The core idea of paging is to divide physical memory into equally-sized chunks called page frames. Similarly, the virtual address space of a process is divided into equally-sized virtual pages. Each virtual page maps to a physical page frame.

Page Tables

This mapping information is stored in a per-process data structure called a page table. The simplest page table is simply an array (also a linear page table). This array is indexed by the virtual page number of a process. The entries of this array are called the page table entries (PTEs).

Each PTE contains a number of useful information. Most importantly, it contains the physical frame number for this virtual page. Additionally, the PTE also contains a valid bit that indicates whether a translation is valid, protection bits for specifying read, write and execute permissions, a present bit for page swapping, a reference bit for caching, a dirty bit, and so on.

Linear paging on its own is very slow. For every memory reference, linear paging requires us to perform one extra memory reference into the linear page table. To speed things up, a hardware cache called a translation-lookaside buffer (TLB) is installed in the memory management unit of the CPU. This TLB operates like most typical caches, it exploits temporal locality and spatial locality by storing the most recently performed address translations.

Another issue with linear paging is that the page tables themselves can use up significant amounts of memory. A very straightforward solution is to use larger page sizes (less entries per table of the same size). This solution is less than ideal because large page sizes tend to be wasteful due to internal fragmentation.

An alternative solution is to use a hybrid of paging and segmentations. Instead of using one page table per process, we use multiple page tables, one per logical segment of the process. This solution is also not ideal because segmentation leads to external fragmentation, which makes it hard for the OS to allocate memory for additional segments.

Multi-Level Page Tables

A alternative to linear paging is to use multi-level page tables. In multi-level paging, each page table is itself divided into equally-sized chunks. Each page table chunk becomes an entry in a new data structure called a page directory. If all the PTEs in a page table chunk are invalid, then we can mark the corresponding page directory entry as invalid and not allocate any physical memory for that chunk of the page table.

The advantages of multi-level paging are straightforward. The size of each page table is now proportional to the amount of page table entries that are valid in that table. The resulting page tables are more efficient and less wasteful. Also, if the page table chunks themselves are of the same size as the physical page frames, then it becomes very easy for the OS to allocate memory for additional page table chunks.

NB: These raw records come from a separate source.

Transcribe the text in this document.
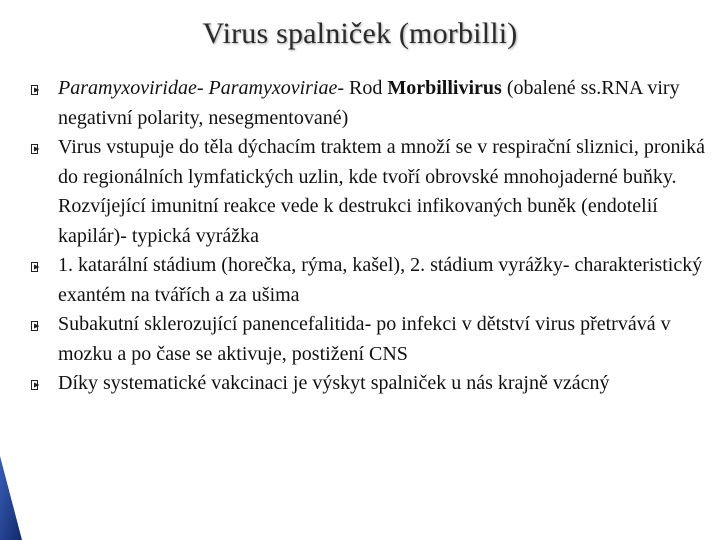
Virus spalniček (morbilli)

Paramyxoviridae- Paramyxoviriae- Rod Morbillivirus (obalené ss.RNA viry negativní polarity, nesegmentované)

Virus vstupuje do těla dýchacím traktem a množí se v respirační sliznici, proniká do regionálních lymfatických uzlin, kde tvoří obrovské mnohojaderné buňky. Rozvíjející imunitní reakce vede k destrukci infikovaných buněk (endotelií kapilár)- typická vyrážka

1. katarální stádium (horečka, rýma, kašel), 2. stádium vyrážky- charakteristický exantém na tvářích a za ušima

Subakutní sklerozující panencefalitida- po infekci v dětství virus přetrvává v mozku a po čase se aktivuje, postižení CNS

Díky systematické vakcinaci je výskyt spalniček u nás krajně vzácný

However, one downside of multi-level paging is that TLB misses are now more expensive. Assuming a 2-level page table, each TLB misses now requires two memory references, one to index the page directory, another to index the page table chunk pointed to by the page directory.

Inverted Page Tables

Instead of maintaining multiple page tables, one for each running process in the system, the OS can use one single table that has an entry for each physical page frame of the system. This table is called an inverted page table.

Each entry in an inverted page table indicates the process that is using this physical frame, along with the virtual page number of that process that maps to this particular frame. In this approach, address translation is performed simply by searching through this table.

Page Swapping

It is difficult and inefficient to fit the address space of all running processes in physical memory at once. To support a large virtual address space, the OS will have to reserve some additional space lower down in the memory hierarchy. This space is called the swap space, because pages are swapped in to and out of this space. A present bit in the PTE of a page indicates whether the page is currently residing in physical memory or in the swap space.

A page fault occurs when a page not currently residing in physical memory is accessed. Page faults are addressed by the OS via page fault handlers --- the OS moves the requested page(s) into physical memory. The location of a page in the swap space is stored in the PTE of that page.

Whenever the amount of free space in physical memory is lower than some threshold (called the lower watermark), the OS runs a background thread (called the swap daemon or page daemon) that evicts pages continually until the amount of free space becomes at least some value (called the high watermark). Typically, pages are clustered and wrote out at one go to improve efficiency (eg. reduce seek and rotational overheads of disks).

Some common page replacement policies are FIFO, the random policy, and LRU. In the general case, LRU is the best approach (random policy is better than LRU in certain edge cases, eg. in a looping-sequential workload). LRU is inefficient because of high overheads.

Instead, policies that approximate LRU are used. One approach is to use the linear time clock algorithm --- arrange pages in a circular list, and, using a persistent pointer, search linearly down the list for a page with its reference bit set to 0 (a reference bit of 1 indicates a page that was recently used). This page is evicted out of physical memory. Clean pages are preferred over dirty pages because a clean page can be evicted freely, whereas a dirty page, when evicted, has to be rewritten back into disk.

It is still possible for the memory demand of the running processes to exceed those provided by physical memory. This results in a system that is constantly paging, a condition known as thrashing. The OS needs to be able to detect when thrashing occurs, and be able to cope with them. One method is called admission control, allowing only a subset of all the processes to run at a given time. Another method is to run an out-of-memory killer daemon that finds and terminates memory intensive processes.